Individual’s Right to Record Conversations
- Would constitute participation by an Executive agency employee in an in-person or telephonic interaction with an individual as employee consent to have the interaction recorded by the participating individual.
- Would require, for individuals who are the focus of enforcement actions conducted by Executive agency employees, a notice of an individual’s right to record such interactions. The notice would be included with any written material from the Executive agency to the individual concerning actions that could result in fines, forfeiture of property, or various penalties and collections to such individuals or businesses of such individuals.
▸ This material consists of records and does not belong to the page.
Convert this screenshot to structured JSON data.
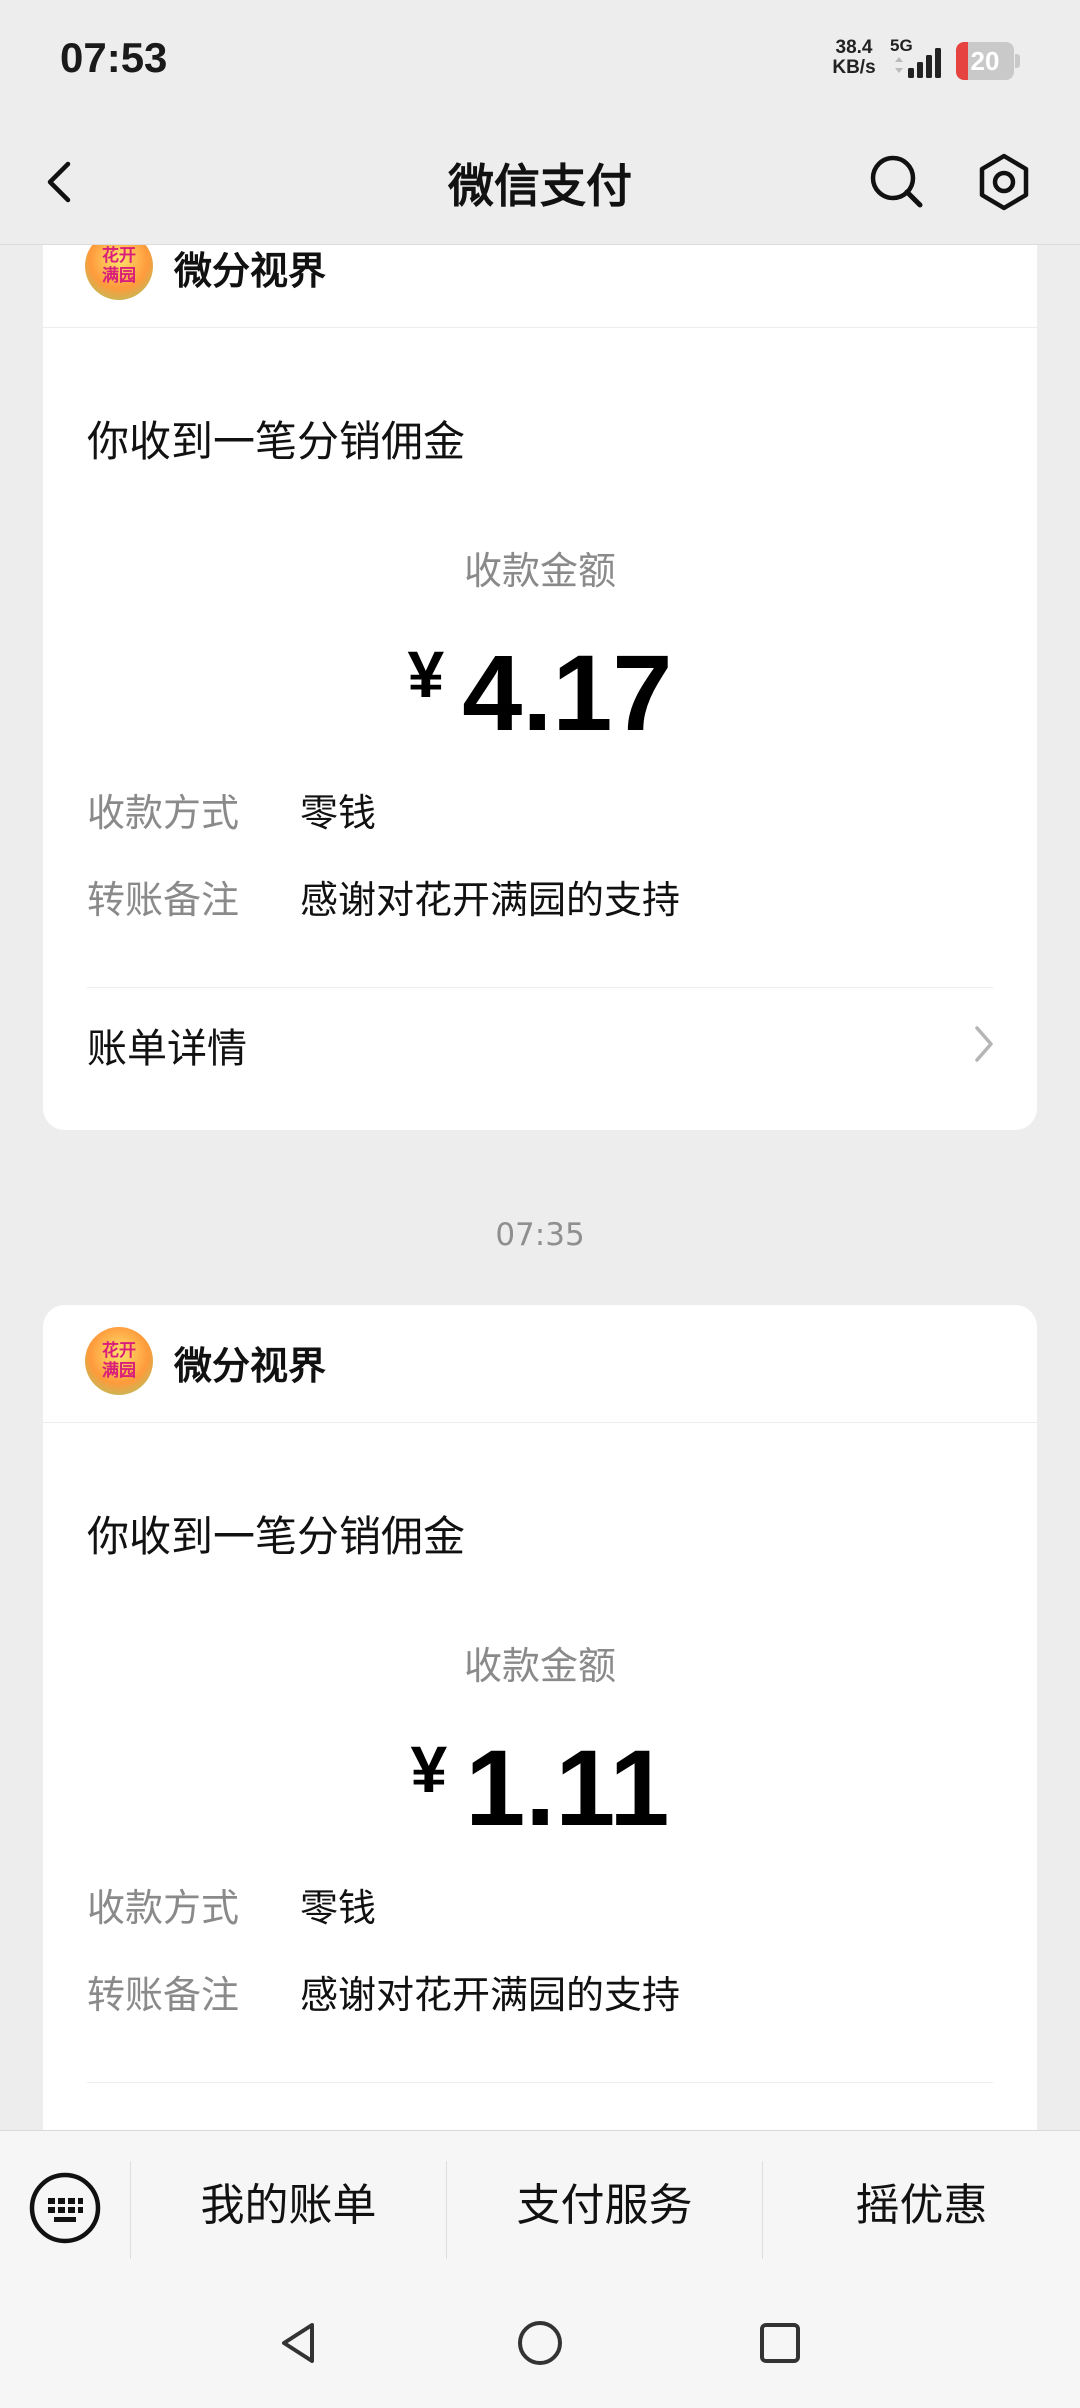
{
  "status_bar": {
    "time": "07:53",
    "net_speed_value": "38.4",
    "net_speed_unit": "KB/s",
    "network": "5G",
    "battery_level": "20",
    "battery_fraction": 0.2,
    "battery_color": "#e64340",
    "icons": [
      "signal-icon",
      "battery-icon"
    ]
  },
  "nav": {
    "title": "微信支付",
    "icons": [
      "back-icon",
      "search-icon",
      "settings-icon"
    ]
  },
  "cards": [
    {
      "merchant_name": "微分视界",
      "logo_text": "花开满园",
      "title": "你收到一笔分销佣金",
      "amount_label": "收款金额",
      "currency": "¥",
      "amount": "4.17",
      "method_label": "收款方式",
      "method_value": "零钱",
      "remark_label": "转账备注",
      "remark_value": "感谢对花开满园的支持",
      "detail_label": "账单详情"
    },
    {
      "merchant_name": "微分视界",
      "logo_text": "花开满园",
      "title": "你收到一笔分销佣金",
      "amount_label": "收款金额",
      "currency": "¥",
      "amount": "1.11",
      "method_label": "收款方式",
      "method_value": "零钱",
      "remark_label": "转账备注",
      "remark_value": "感谢对花开满园的支持"
    }
  ],
  "timestamp": "07:35",
  "bottom_menu": {
    "items": [
      "我的账单",
      "支付服务",
      "摇优惠"
    ],
    "icons": [
      "keyboard-icon"
    ]
  },
  "system_nav": {
    "icons": [
      "back-triangle-icon",
      "home-circle-icon",
      "recents-square-icon"
    ]
  }
}
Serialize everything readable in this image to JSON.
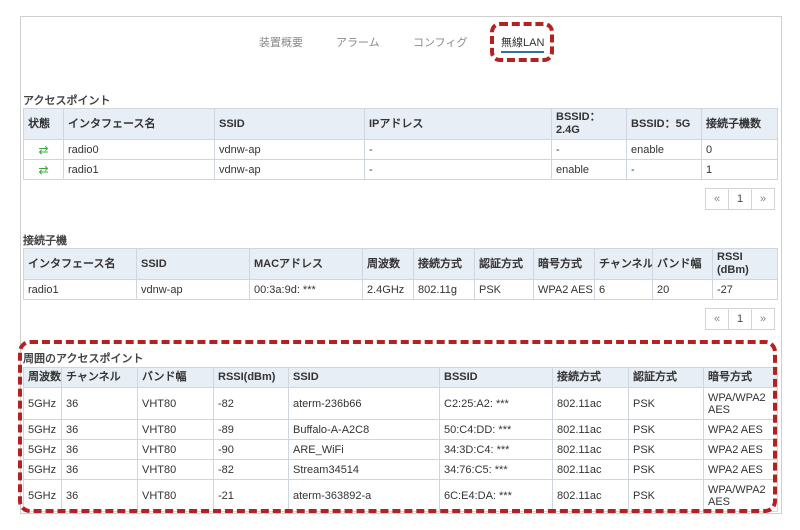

Such notice of rights would also apply to representatives of an individual.
- Would provide for disciplinary actions to employees that fail to comply with the provisions of this bill.
- Would require Executive agencies, within 180 days after enactment, to post prominently on their web sites information explaining the right of individuals to record interactions with employees, in accordance with guidance issued from the Office of Management and Budget within 90 days of enactment.
- Would become effective upon enactment, unless otherwise stated.